The highly anticipated macroeconomic double headline day has finally arrived, and the results did not disappoint. Firstly, the CPI data came in much lower than expected, with core CPI increasing by only 0.16% month-on-month (the lowest level since August 2021), well below the market expectation of 0.3%. The “super core CPI” even showed negative growth, while service expenditures declined, commodity prices remained stable, and housing inflation rose but still remained within manageable levels. Following the CPI release, Wall Street economists quickly revised down their PCE forecast from 2.8% to 2.6%, moving in the right direction towards the long-term target of the Federal Reserve.
The macro markets reacted strongly to the data, with a steep rally in U.S. Treasury bonds as the 2-year yield dropped significantly by 17 basis points. Pricing reflected expectations of a rate cut at the December FOMC meeting, with a spike of up to 51 basis points. The stock market also experienced significant volatility, with both the SPX and Nasdaq indices rising by 1.5% as the market anticipated a dovish stance at the FOMC meeting at 2 pm, reaching new highs.

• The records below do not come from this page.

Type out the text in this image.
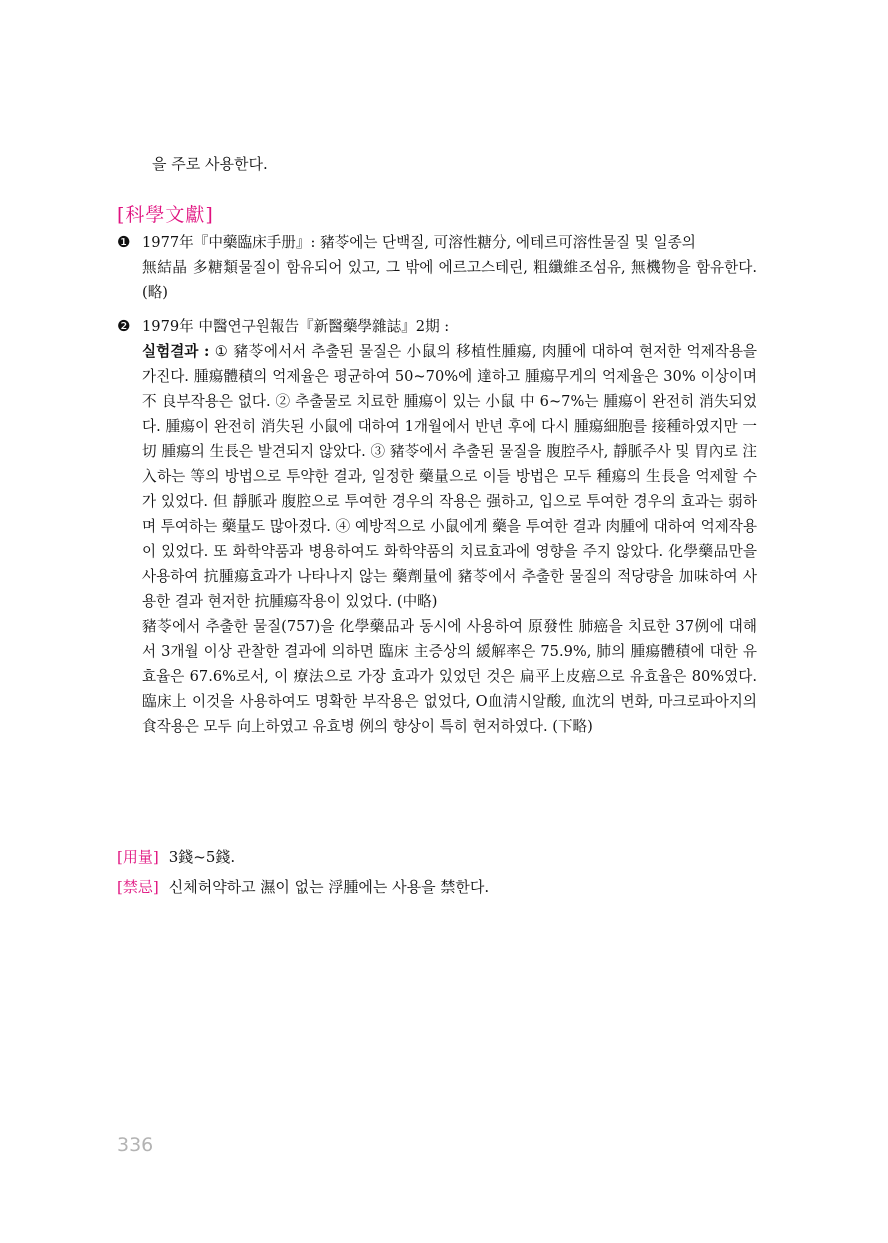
을 주로 사용한다.
[科學文獻]
❶ 1977年『中藥臨床手册』: 豬苓에는 단백질, 可溶性糖分, 에테르可溶性물질 및 일종의
無結晶 多糖類물질이 함유되어 있고, 그 밖에 에르고스테린, 粗纖維조섬유, 無機物을 함유한다. (略)
❷ 1979年 中醫연구원報告『新醫藥學雜誌』2期 :
실험결과 : ① 豬苓에서서 추출된 물질은 小鼠의 移植性腫瘍, 肉腫에 대하여 현저한 억제작용을 가진다. 腫瘍體積의 억제율은 평균하여 50~70%에 達하고 腫瘍무게의 억제율은 30% 이상이며 不 良부작용은 없다. ② 추출물로 치료한 腫瘍이 있는 小鼠 中 6~7%는 腫瘍이 완전히 消失되었다. 腫瘍이 완전히 消失된 小鼠에 대하여 1개월에서 반년 후에 다시 腫瘍細胞를 接種하였지만 一切 腫瘍의 生長은 발견되지 않았다. ③ 豬苓에서 추출된 물질을 腹腔주사, 靜脈주사 및 胃內로 注入하는 等의 방법으로 투약한 결과, 일정한 藥量으로 이들 방법은 모두 種瘍의 生長을 억제할 수가 있었다. 但 靜脈과 腹腔으로 투여한 경우의 작용은 强하고, 입으로 투여한 경우의 효과는 弱하며 투여하는 藥量도 많아졌다. ④ 예방적으로 小鼠에게 藥을 투여한 결과 肉腫에 대하여 억제작용이 있었다. 또 화학약품과 병용하여도 화학약품의 치료효과에 영향을 주지 않았다. 化學藥品만을 사용하여 抗腫瘍효과가 나타나지 않는 藥劑量에 豬苓에서 추출한 물질의 적당량을 加味하여 사용한 결과 현저한 抗腫瘍작용이 있었다. (中略)
豬苓에서 추출한 물질(757)을 化學藥品과 동시에 사용하여 原發性 肺癌을 치료한 37例에 대해서 3개월 이상 관찰한 결과에 의하면 臨床 主증상의 緩解率은 75.9%, 肺의 腫瘍體積에 대한 유효율은 67.6%로서, 이 療法으로 가장 효과가 있었던 것은 扁平上皮癌으로 유효율은 80%였다. 臨床上 이것을 사용하여도 명확한 부작용은 없었다, O血淸시알酸, 血沈의 변화, 마크로파아지의 食작용은 모두 向上하였고 유효병 例의 향상이 특히 현저하였다. (下略)
[用量] 3錢~5錢.
[禁忌] 신체허약하고 濕이 없는 浮腫에는 사용을 禁한다.
336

Interestingly, the initial FOMC statement and dot plot brought some hawkish surprises, as the latest Fed forecasts showed only one rate cut in 2024, down from the previously predicted three cuts. Additionally, the forecast for core PCE inflation at the end of the year was 2.8%, higher than the previous forecast of 2.6%.
Naturally, Chairman Powell spent most of the press conference trying to steer the narrative back towards a dovish stance, clearly attempting to downplay the significance of the official forecasts. Powell even stated that “most” officials did not factor in the lower-than-expected CPI data into their forecasts, suggesting that these predictions were somewhat outdated, showing a clever response.
Furthermore, Powell pointed out that the job market had returned to a level comparable to pre-pandemic times, with signs of normalization in job vacancies, quit rates, and labor supply recovery. Economically, the Fed believes that growth will continue at a robust pace, with officials seeing “some of the things they wanted to see, namely cooling demand.” Finally, he emphasized that the Fed is monitoring downside risks and hopes to prioritize achieving an economic soft landing.
In summary, Bloomberg noted that Powell mentioned inflation 91 times, while employment market was only mentioned 37 times, indicating that price pressures remain the primary focus. The stock market followed suit, deciding to refocus on the earlier CPI data, with the SPX index closing near 5,438 points, approaching historic highs. The 2-year and 10-year U.S. Treasury yields closed around 4.70% and 4.3% respectively, both hitting weekly lows. The SPX index is currently on its second-longest streak of consecutive records with less than a 2% decline, poised to set a new record in just one more month!
Despite the overall strength in the macro environment, cryptocurrency prices struggled throughout the week. The market was heavily long, and questions arose about how much of the inflow of funds since the beginning of the year was for accumulating coins rather than for relative value or basis trading, leading to BTC’s struggle to break through $70,000. ETH also saw an 8% decline this week, mainly due to the fading stimulus from ETF approvals and ongoing competition from L2 solutions and declining transaction fees. The technical outlook appears challenging at the moment, and if sentiment in the stock market reverses belatedly, cryptocurrencies could easily be impacted.